Eschatology, or the study of end times, can be a source of frustration for believers to comprehend. I definitely include myself in that group. This page will attempt to make sense of the competing views about what is going to happen in regards to Christ's return and the various future events. This page is not intended to favor one view over another, but to lay out the four major views regarding the return of Jesus Christ, the Rapture, the Tribulation and the Millennium. Bible-believing Christians can come out on this topic with a wide range of views. Some doctrines taught in the Bible are very clear and leave no room for interpretation, others like eschatology, leave plenty of room for discussion when it comes to future events, and the order of those events. This can be a friendly in-house debate among all who love the Lord and eagerly await His return.
If you are looking for me to make a strong case for one view over another, that's not going to happen. As I write this, I'm not prepared to be dogmatic, but I lean towards being an "Amillennialist". That could change tomorrow with one convincing opposing argument.
There are three things I can say with 100% assurance -
1) Jesus is coming back. (Revelation 22)
2) We don't know when that will happen. (Matthew 24:36)
3) Be ready. (Matthew 24:44)
Glossary of Terms
Eschatology - The study of the 'last things' or 'end times'.
Millennium - The "thousand year" reign of Christ described in Revelation 20.
Olivet Discourse - Christ's prophetic discourse recorded in Matthew 24-25. It is a reply to His disciples' questions about the destruction of the temple, the end of the age, and His return.
Preterism - An eschatological viewpoint that places many of the eschatological events in the past, especially during the destruction of Jerusalem in 70 A.D.
Postmillennialism - The view which holds that the Kingdom of God is now being extended in the world through the preaching of the Gospel, and the saving work of the Holy Spirit. Christ will return after a long period of righteousness called the Millennium.
Amillennialism - The word literally means "no millennium", but most advocates of this system refer to the millennium as the period between the ascension of Christ and the loosing of Satan. During the millennium, there will be an advancement of both good and evil. With the loosing of Satan comes a time of intense persecution of the church, followed by the glorious return of Christ.
Premillennialism - The view that Christ will return to earth to establish an earthly, millennial kingdom, over which He will reign from an earthly throne.
Dispensationalism - The view that human history is divided into dispensations(different periods) where God treats humanity according to a governing principle particular to that dispensation. Accordingly, a strong distinction is made between Israel and the Church.

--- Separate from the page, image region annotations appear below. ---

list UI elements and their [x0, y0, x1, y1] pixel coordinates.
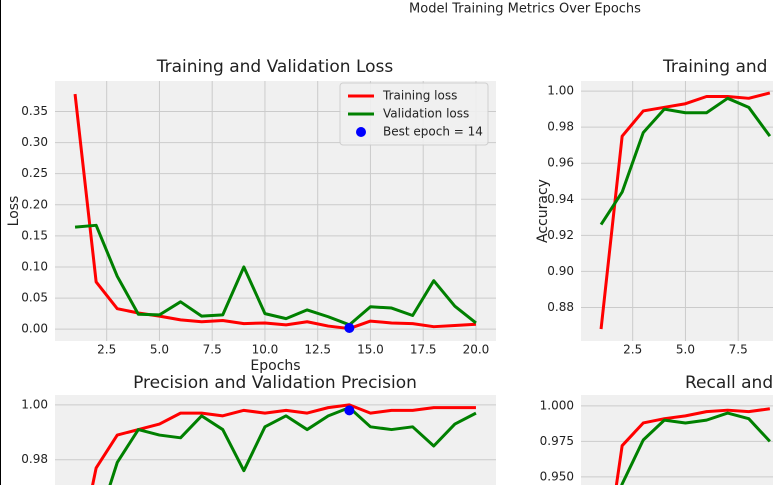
legend-box [339, 82, 489, 146]
y-tick-label: 0.35 [21, 104, 48, 118]
y-tick-label: 0.92 [547, 228, 574, 242]
x-tick-label: 12.5 [304, 343, 331, 357]
best-epoch-point [344, 322, 355, 333]
y-tick-label: 0.98 [547, 120, 574, 134]
series-line [614, 407, 771, 485]
y-tick-label: 0.94 [547, 192, 574, 206]
axes-title: Training and Validation Loss [156, 57, 394, 77]
x-tick-label: 7.5 [203, 343, 222, 357]
y-tick-label: 0.10 [21, 259, 48, 273]
y-tick-label: 0.90 [547, 264, 574, 278]
series-line [91, 403, 476, 485]
x-tick-label: 2.5 [623, 343, 642, 357]
y-tick-label: 0.05 [21, 291, 48, 305]
legend-label: Validation loss [383, 107, 469, 121]
plot-area [73, 93, 477, 333]
y-axis-label: Loss [6, 196, 22, 227]
y-tick-label: 0.25 [21, 166, 48, 180]
axes-title: Recall and [685, 373, 773, 393]
y-tick-label: 0.00 [21, 322, 48, 336]
plot-area [599, 91, 772, 330]
x-tick-label: 15.0 [357, 343, 384, 357]
legend-label: Best epoch = 14 [383, 125, 483, 139]
series-line [108, 406, 477, 485]
figure-title: Model Training Metrics Over Epochs [409, 2, 641, 17]
x-tick-label: 7.5 [729, 343, 748, 357]
plot-area [614, 407, 771, 485]
best-epoch-point [344, 405, 355, 416]
y-tick-label: 0.88 [547, 300, 574, 314]
y-tick-label: 1.00 [547, 84, 574, 98]
series-line [599, 96, 772, 226]
y-tick-label: 0.20 [21, 197, 48, 211]
x-tick-label: 5.0 [150, 343, 169, 357]
y-tick-label: 1.000 [540, 398, 574, 412]
x-tick-label: 2.5 [97, 343, 116, 357]
axes-background [581, 395, 773, 485]
x-tick-label: 5.0 [676, 343, 695, 357]
x-tick-label: 17.5 [410, 343, 437, 357]
y-tick-label: 0.975 [540, 434, 574, 448]
axes-title: Training and [662, 57, 767, 77]
y-tick-label: 1.00 [21, 397, 48, 411]
plot-area [91, 403, 477, 485]
x-axis-label: Epochs [250, 358, 300, 374]
legend-label: Training loss [382, 89, 457, 103]
x-tick-label: 10.0 [252, 343, 279, 357]
y-tick-label: 0.30 [21, 135, 48, 149]
x-tick-label: 20.0 [463, 343, 490, 357]
y-axis-label: Accuracy [535, 179, 551, 243]
series-line [74, 223, 477, 327]
y-tick-label: 0.96 [547, 156, 574, 170]
y-tick-label: 0.15 [21, 228, 48, 242]
y-tick-label: 0.950 [540, 469, 574, 483]
series-line [599, 91, 771, 330]
y-tick-label: 0.98 [21, 452, 48, 466]
axes-title: Precision and Validation Precision [133, 373, 417, 393]
series-line [620, 411, 771, 485]
legend-marker [356, 127, 366, 137]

Rapture - The word literally means "to snatch away". It is the raising of those who are alive when the dead are resurrected. According to dispensationalists, this is the coming of Christ in the air for His saints prior to the Tribulation.

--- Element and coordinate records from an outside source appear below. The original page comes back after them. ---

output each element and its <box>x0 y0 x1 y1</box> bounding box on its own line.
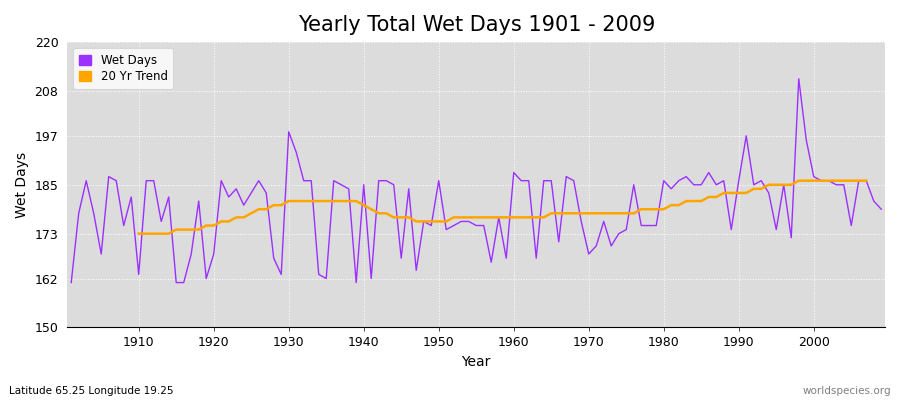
Wet Days <box>291 150 302 154</box>
X-axis label: Year: Year <box>462 355 490 369</box>
20 Yr Trend <box>194 227 204 232</box>
20 Yr Trend <box>538 215 549 220</box>
Wet Days <box>876 207 886 212</box>
Y-axis label: Wet Days: Wet Days <box>15 152 29 218</box>
Wet Days <box>598 219 609 224</box>
20 Yr Trend <box>688 199 699 204</box>
20 Yr Trend <box>478 215 489 220</box>
20 Yr Trend <box>793 178 804 183</box>
Wet Days <box>508 170 519 175</box>
Line: 20 Yr Trend: 20 Yr Trend <box>139 181 866 234</box>
20 Yr Trend <box>590 211 601 216</box>
Wet Days <box>500 256 511 260</box>
Wet Days <box>793 76 804 81</box>
Text: Latitude 65.25 Longitude 19.25: Latitude 65.25 Longitude 19.25 <box>9 386 174 396</box>
Wet Days <box>126 194 137 199</box>
Legend: Wet Days, 20 Yr Trend: Wet Days, 20 Yr Trend <box>74 48 174 89</box>
Wet Days <box>336 182 346 187</box>
Title: Yearly Total Wet Days 1901 - 2009: Yearly Total Wet Days 1901 - 2009 <box>298 15 655 35</box>
Text: worldspecies.org: worldspecies.org <box>803 386 891 396</box>
20 Yr Trend <box>133 231 144 236</box>
20 Yr Trend <box>178 227 189 232</box>
20 Yr Trend <box>860 178 871 183</box>
Wet Days <box>66 280 77 285</box>
Line: Wet Days: Wet Days <box>71 79 881 282</box>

The Tribulation - The dispensational belief in a 7 year period of earthly troubles that occurs between the coming of Christ for His saints and the coming of Christ with His saints. This 7 year period is associated with the 70th week of Daniel's prophecy.
The Four Major Views of Christ's Second Coming
Dispensational premillennialists hold that Christ will come before a seven-year period of intense tribulation to take His church (living and dead) into heaven. After this period of fulfillment of divine wrath, He shall then return to rule from a holy city (The New Jerusalem) over the earthly nations for one thousand years. After these thousand years, Satan, who was bound up during Christ's earthly reign, will be loosed to deceive the nations, gather an army of the deceived, and take up to battle against the Lord. This battle will end in both the judgment of the wicked and Satan and the entrance into the eternal state of glory by the righteous. This view is called premillenialism because it places the return of Christ before the millennium and it is called dispensational because it is founded in the doctrines of dispensationalism.

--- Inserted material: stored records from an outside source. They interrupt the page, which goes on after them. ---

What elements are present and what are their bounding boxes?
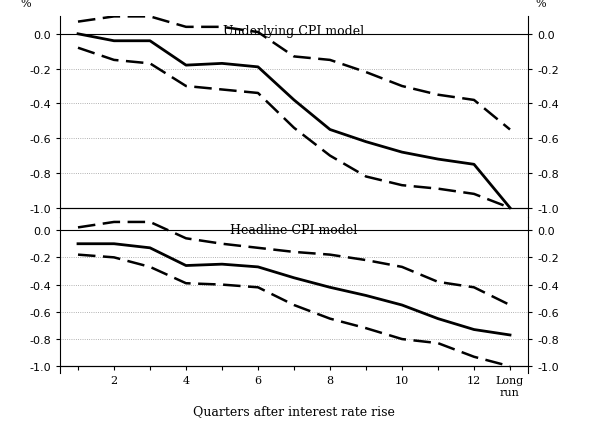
- Text: %: %: [535, 0, 545, 10]
- X-axis label: Quarters after interest rate rise: Quarters after interest rate rise: [193, 404, 395, 417]
- Text: %: %: [20, 0, 31, 10]
- Text: Underlying CPI model: Underlying CPI model: [223, 25, 365, 38]
- Text: Headline CPI model: Headline CPI model: [230, 223, 358, 236]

Historical premillennialists place the return of Christ just before the millennium and just after a time of great apostasy and tribulation. After the millennium, Satan will be loosed and Gog and Magog will rise against the kingdom of God; this will be immediately followed by the final judgment. While similar in some respects to the dispensational variety (in that they hold to Christ's return being previous the establishment of a thousand-year earthly reign), historical premillennialism differs in significant ways (notably in their method of interpreting Scripture).
The amillennialist believes that the Kingdom of God was inaugurated at Christ's resurrection (hence the term "inaugurated millennialism") at which point he gained victory over both Satan and the Curse. Christ is even now reigning (hence the term "nunc-millennialism" - nunc means "now") at the right hand of the Father over His church. After this present age has ended, Christ will return and immediately usher the church into their eternal state after judging the wicked. The term "amillennialism" is actually a misnomer for it implies that Revelation 20:1-6 is ignored; in fact, the amillennialist's hermeneutic interprets it (and in fact, much of apocalyptic literature) non-literally.
The postmillennialist believes that the millennium is an era (not a literal thousand years) during which Christ will reign over the earth, not from an literal and earthly throne, but through the gradual increase of the Gospel and its power to change lives. After this gradual Christianization of the world, Christ will return and immediately usher the church into their eternal state after judging the wicked. This is called postmillennialism because, by its view, Christ will return after the millennium.